No. 4: GOV’T MULE – DARK SIDE OF THE MULE (LIVE): The best cover songs build in a personal viewpoint, using early inspirations as a foundation for something that feels both old and new. Gov’t Mule’s Dark Side of the Mule, recorded at Boston’s Orpheum Theatre on Halloween 2008 as leader Warren Haynes was still trying to make sense of the sudden death of Allen Woody, did just that with the music of Pink Floyd. Perhaps as expected, the bulk of the material was derived from Dark Side of the Moon. But those six songs were coupled with a generous selection from elsewhere. The album’s most lasting moments, in fact, arrived courtesy of Wish You Were Here, rather than Dark Side. Along the way, Gov’t Mule paid tribute to the past without being shackled to it.

No. 3: STAPLE SINGERS – FREEDOM HIGHWAY COMPLETE (REISSUE): By April 9, 1965, as the Staple Singers set up at the New Nazareth Church in Chicago to record the album that would become Freedom Highway, the group had moved far afield of its original gospel roots. Galvanized by the emerging Civil Rights movement, Roebuck “Pops” Staples and family offered a series of stirring protest songs like “March Up Freedom’s Highway,” “Why? (Am I Treated So Bad),” and “Washington is a Long Walk To D.C.” — moments that helped frame the era. Still, as this concert made viscerally clear, the Staple Singers could still rattle the back pews. The original album release had been long out of print, however, with only two songs recently available via a 1999 Epic compilation – until now.

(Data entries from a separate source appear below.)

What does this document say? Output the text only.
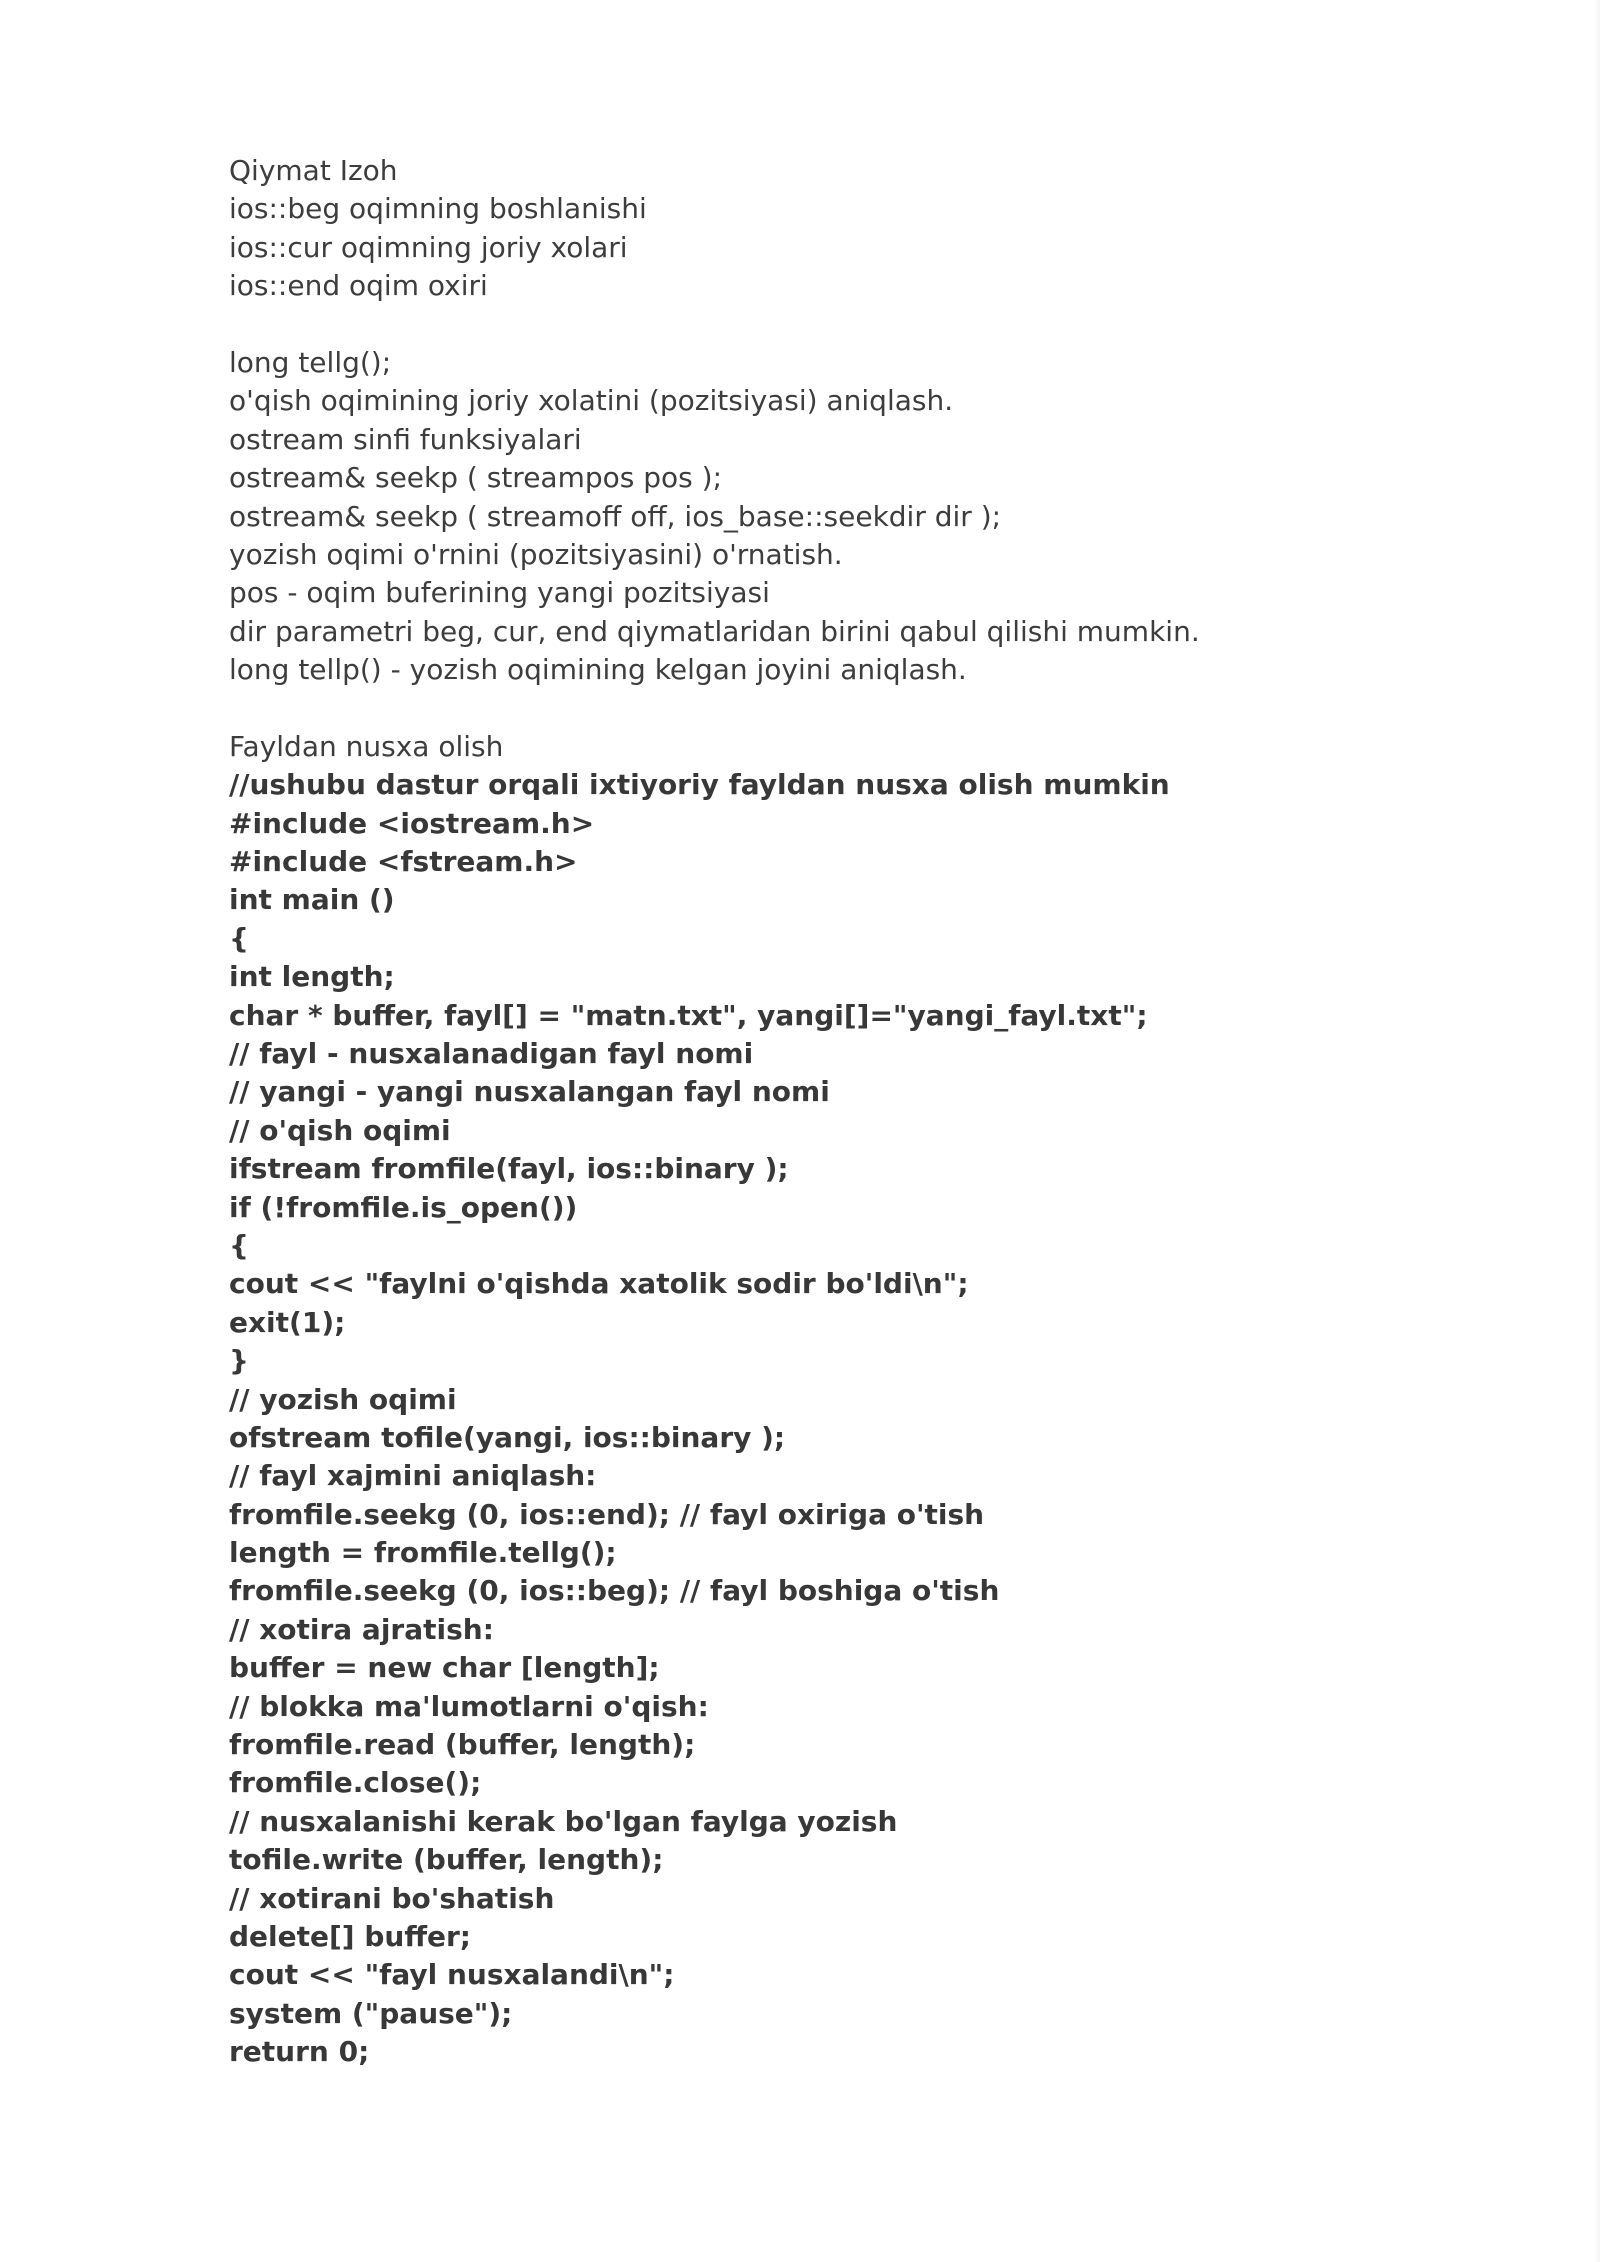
Qiymat Izoh
ios::beg oqimning boshlanishi
ios::cur oqimning joriy xolari
ios::end oqim oxiri
long tellg();
o'qish oqimining joriy xolatini (pozitsiyasi) aniqlash.
ostream sinfi funksiyalari
ostream& seekp ( streampos pos );
ostream& seekp ( streamoff off, ios_base::seekdir dir );
yozish oqimi o'rnini (pozitsiyasini) o'rnatish.
pos - oqim buferining yangi pozitsiyasi
dir parametri beg, cur, end qiymatlaridan birini qabul qilishi mumkin.
long tellp() - yozish oqimining kelgan joyini aniqlash.
Fayldan nusxa olish
//ushubu dastur orqali ixtiyoriy fayldan nusxa olish mumkin
#include <iostream.h>
#include <fstream.h>
int main ()
{
int length;
char * buffer, fayl[] = "matn.txt", yangi[]="yangi_fayl.txt";
// fayl - nusxalanadigan fayl nomi
// yangi - yangi nusxalangan fayl nomi
// o'qish oqimi
ifstream fromfile(fayl, ios::binary );
if (!fromfile.is_open())
{
cout << "faylni o'qishda xatolik sodir bo'ldi\n";
exit(1);
}
// yozish oqimi
ofstream tofile(yangi, ios::binary );
// fayl xajmini aniqlash:
fromfile.seekg (0, ios::end); // fayl oxiriga o'tish
length = fromfile.tellg();
fromfile.seekg (0, ios::beg); // fayl boshiga o'tish
// xotira ajratish:
buffer = new char [length];
// blokka ma'lumotlarni o'qish:
fromfile.read (buffer, length);
fromfile.close();
// nusxalanishi kerak bo'lgan faylga yozish
tofile.write (buffer, length);
// xotirani bo'shatish
delete[] buffer;
cout << "fayl nusxalandi\n";
system ("pause");
return 0;
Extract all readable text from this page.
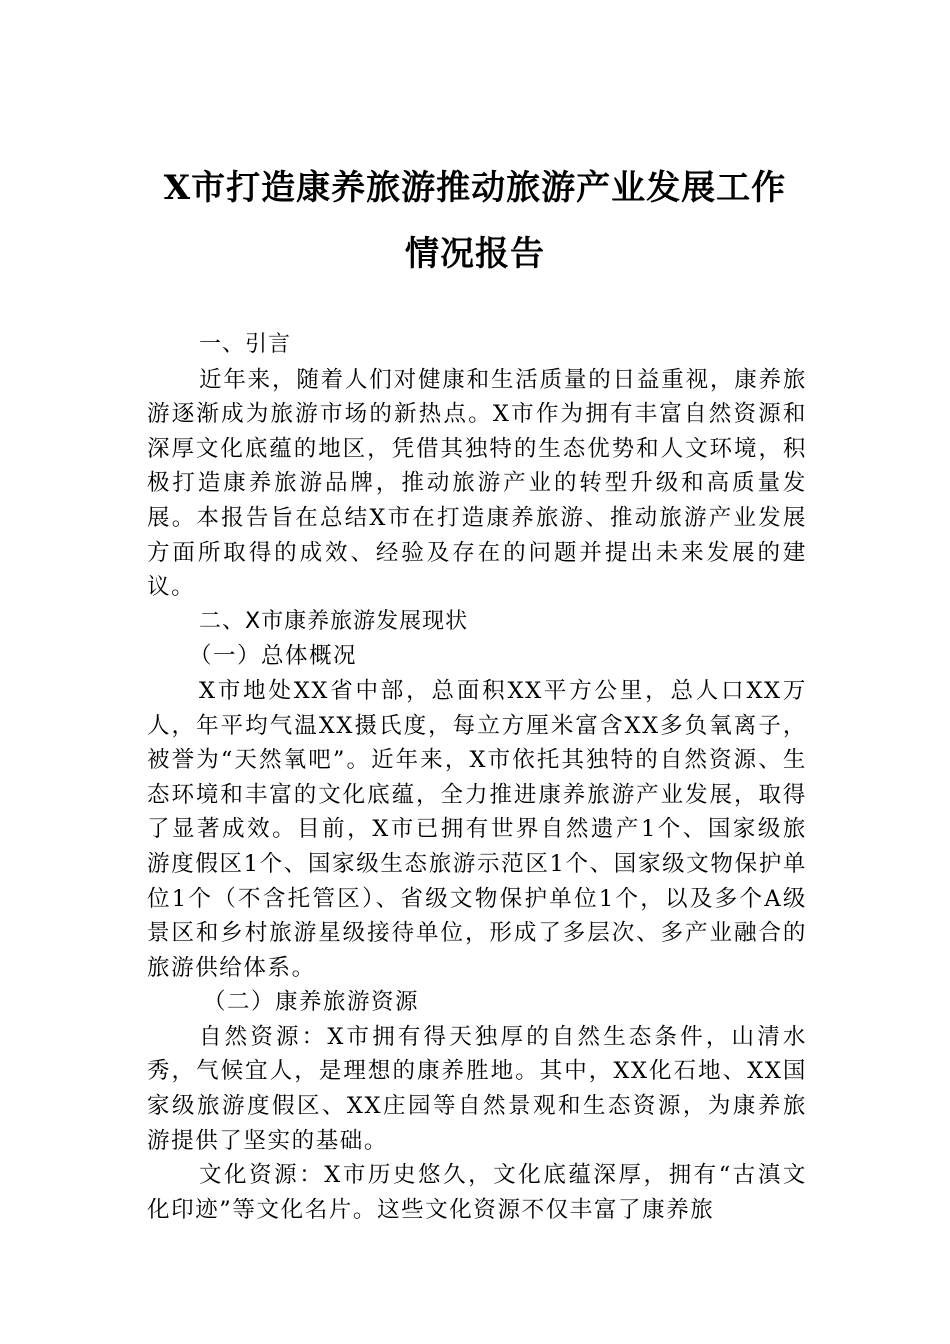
X市打造康养旅游推动旅游产业发展工作
情况报告

一、引言

近年来，随着人们对健康和生活质量的日益重视，康养旅游逐渐成为旅游市场的新热点。X市作为拥有丰富自然资源和深厚文化底蕴的地区，凭借其独特的生态优势和人文环境，积极打造康养旅游品牌，推动旅游产业的转型升级和高质量发展。本报告旨在总结X市在打造康养旅游、推动旅游产业发展方面所取得的成效、经验及存在的问题并提出未来发展的建议。

二、X市康养旅游发展现状

（一）总体概况

X市地处XX省中部，总面积XX平方公里，总人口XX万人，年平均气温XX摄氏度，每立方厘米富含XX多负氧离子，被誉为“天然氧吧”。近年来，X市依托其独特的自然资源、生态环境和丰富的文化底蕴，全力推进康养旅游产业发展，取得了显著成效。目前，X市已拥有世界自然遗产1个、国家级旅游度假区1个、国家级生态旅游示范区1个、国家级文物保护单位1个（不含托管区）、省级文物保护单位1个，以及多个A级景区和乡村旅游星级接待单位，形成了多层次、多产业融合的旅游供给体系。

（二）康养旅游资源

自然资源：X市拥有得天独厚的自然生态条件，山清水秀，气候宜人，是理想的康养胜地。其中，XX化石地、XX国家级旅游度假区、XX庄园等自然景观和生态资源，为康养旅游提供了坚实的基础。

文化资源：X市历史悠久，文化底蕴深厚，拥有“古滇文化印迹”等文化名片。这些文化资源不仅丰富了康养旅
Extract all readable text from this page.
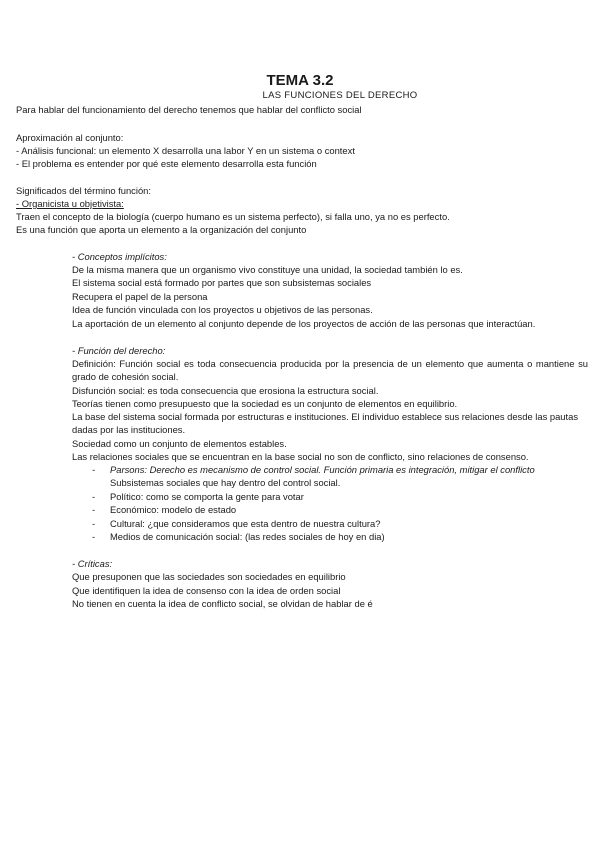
TEMA 3.2
LAS FUNCIONES DEL DERECHO

Para hablar del funcionamiento del derecho tenemos que hablar del conflicto social

Aproximación al conjunto:

- Análisis funcional: un elemento X desarrolla una labor Y en un sistema o context

- El problema es entender por qué este elemento desarrolla esta función

Significados del término función:

- Organicista u objetivista:

Traen el concepto de la biología (cuerpo humano es un sistema perfecto), si falla uno, ya no es perfecto.

Es una función que aporta un elemento a la organización del conjunto

- Conceptos implícitos:

De la misma manera que un organismo vivo constituye una unidad, la sociedad también lo es.

El sistema social está formado por partes que son subsistemas sociales

Recupera el papel de la persona

Idea de función vinculada con los proyectos u objetivos de las personas.

La aportación de un elemento al conjunto depende de los proyectos de acción de las personas que interactúan.

- Función del derecho:

Definición: Función social es toda consecuencia producida por la presencia de un elemento que aumenta o mantiene su grado de cohesión social.

Disfunción social: es toda consecuencia que erosiona la estructura social.

Teorías tienen como presupuesto que la sociedad es un conjunto de elementos en equilibrio.

La base del sistema social formada por estructuras e instituciones. El individuo establece sus relaciones desde las pautas dadas por las instituciones.

Sociedad como un conjunto de elementos estables.

Las relaciones sociales que se encuentran en la base social no son de conflicto, sino relaciones de consenso.

- Parsons: Derecho es mecanismo de control social. Función primaria es integración, mitigar el conflicto
Subsistemas sociales que hay dentro del control social.
- Político: como se comporta la gente para votar
- Económico: modelo de estado
- Cultural: ¿que consideramos que esta dentro de nuestra cultura?
- Medios de comunicación social: (las redes sociales de hoy en dia)

- Críticas:

Que presuponen que las sociedades son sociedades en equilibrio

Que identifiquen la idea de consenso con la idea de orden social

No tienen en cuenta la idea de conflicto social, se olvidan de hablar de é
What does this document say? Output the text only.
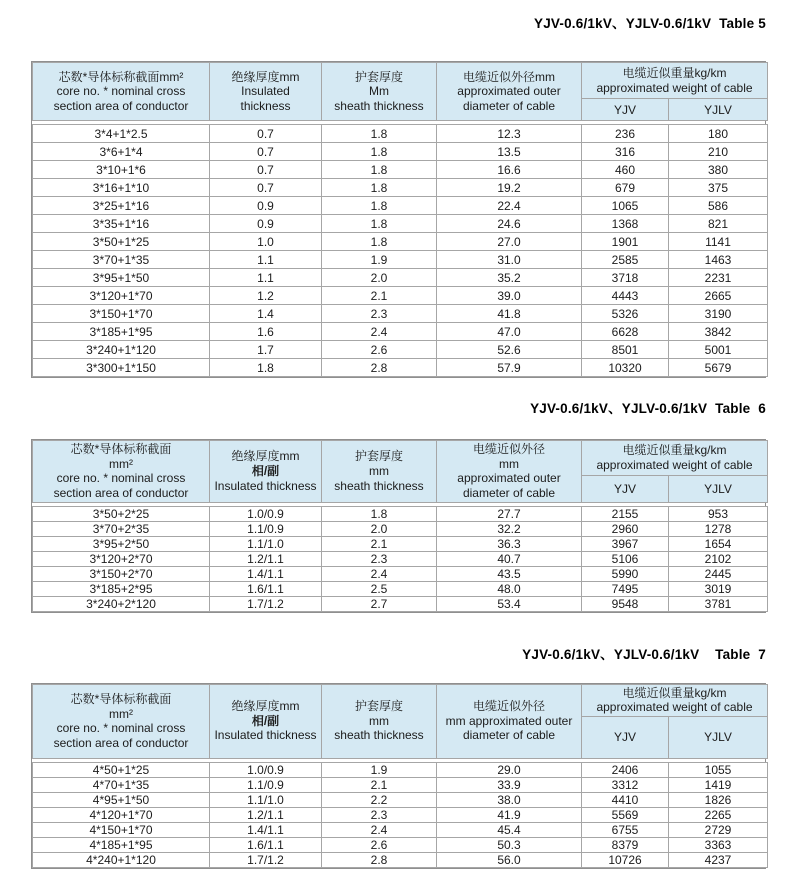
YJV-0.6/1kV、YJLV-0.6/1kV  Table 5
芯数*导体标称截面mm²
core no. * nominal cross
section area of conductor

绝缘厚度mm
Insulated
thickness

护套厚度
Mm
sheath thickness

电缆近似外径mm
approximated outer
diameter of cable

电缆近似重量kg/km
approximated weight of cable

				YJV	YJLV
3*4+1*2.5	0.7	1.8	12.3	236	180
3*6+1*4	0.7	1.8	13.5	316	210
3*10+1*6	0.7	1.8	16.6	460	380
3*16+1*10	0.7	1.8	19.2	679	375
3*25+1*16	0.9	1.8	22.4	1065	586
3*35+1*16	0.9	1.8	24.6	1368	821
3*50+1*25	1.0	1.8	27.0	1901	1141
3*70+1*35	1.1	1.9	31.0	2585	1463
3*95+1*50	1.1	2.0	35.2	3718	2231
3*120+1*70	1.2	2.1	39.0	4443	2665
3*150+1*70	1.4	2.3	41.8	5326	3190
3*185+1*95	1.6	2.4	47.0	6628	3842
3*240+1*120	1.7	2.6	52.6	8501	5001
3*300+1*150	1.8	2.8	57.9	10320	5679
YJV-0.6/1kV、YJLV-0.6/1kV  Table  6
芯数*导体标称截面
mm²
core no. * nominal cross
section area of conductor

绝缘厚度mm
相/副
Insulated thickness

护套厚度
mm
sheath thickness

电缆近似外径
mm
approximated outer
diameter of cable

电缆近似重量kg/km
approximated weight of cable

				YJV	YJLV
3*50+2*25	1.0/0.9	1.8	27.7	2155	953
3*70+2*35	1.1/0.9	2.0	32.2	2960	1278
3*95+2*50	1.1/1.0	2.1	36.3	3967	1654
3*120+2*70	1.2/1.1	2.3	40.7	5106	2102
3*150+2*70	1.4/1.1	2.4	43.5	5990	2445
3*185+2*95	1.6/1.1	2.5	48.0	7495	3019
3*240+2*120	1.7/1.2	2.7	53.4	9548	3781
YJV-0.6/1kV、YJLV-0.6/1kV    Table  7
芯数*导体标称截面
mm²
core no. * nominal cross
section area of conductor

绝缘厚度mm
相/副
Insulated thickness

护套厚度
mm
sheath thickness

电缆近似外径
mm approximated outer
diameter of cable

电缆近似重量kg/km
approximated weight of cable

				YJV	YJLV
4*50+1*25	1.0/0.9	1.9	29.0	2406	1055
4*70+1*35	1.1/0.9	2.1	33.9	3312	1419
4*95+1*50	1.1/1.0	2.2	38.0	4410	1826
4*120+1*70	1.2/1.1	2.3	41.9	5569	2265
4*150+1*70	1.4/1.1	2.4	45.4	6755	2729
4*185+1*95	1.6/1.1	2.6	50.3	8379	3363
4*240+1*120	1.7/1.2	2.8	56.0	10726	4237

No. 2: ROLLING STONES – STICKY FINGERS (REISSUE): As the dream of the 1960s died, something changed in bands like the Rolling Stones, too. The broader loss felt by dreams deferred played out in microcosm as they struggled to overcome the death of Brian Jones, extricated themselves from their old management in order to found their own label, and tried to move on after the disastrous aftermath of Altamont. That the Rolling Stones would put out what was, for me, their best album during this time of transition seems almost laughably unlikely. They did it by swinging, alternately, between a kind of reckless abandon and this devastating introspection — perfectly in keeping, actually, with the decade to come.

No. 1: JOHN OATES – ANOTHER GOOD ROAD (LIVE): The recent Good Road to Follow project — a sweeping testament to passion and aptitude across a dizzying range of styles — showed that matching John Oates up against acknowledged masters like Vince Gill and Jim Lauderdale brought out the best in both. This Mid-Year Best of 2015 charttopper returned the focus squarely back to Oates as a performer. It also gives us new perspective on an exciting period of musical growth, via the bonus disc’s interviews with John Oates and his more recent collaborators. He’s clearly sparked by all of this but, importantly, so were they.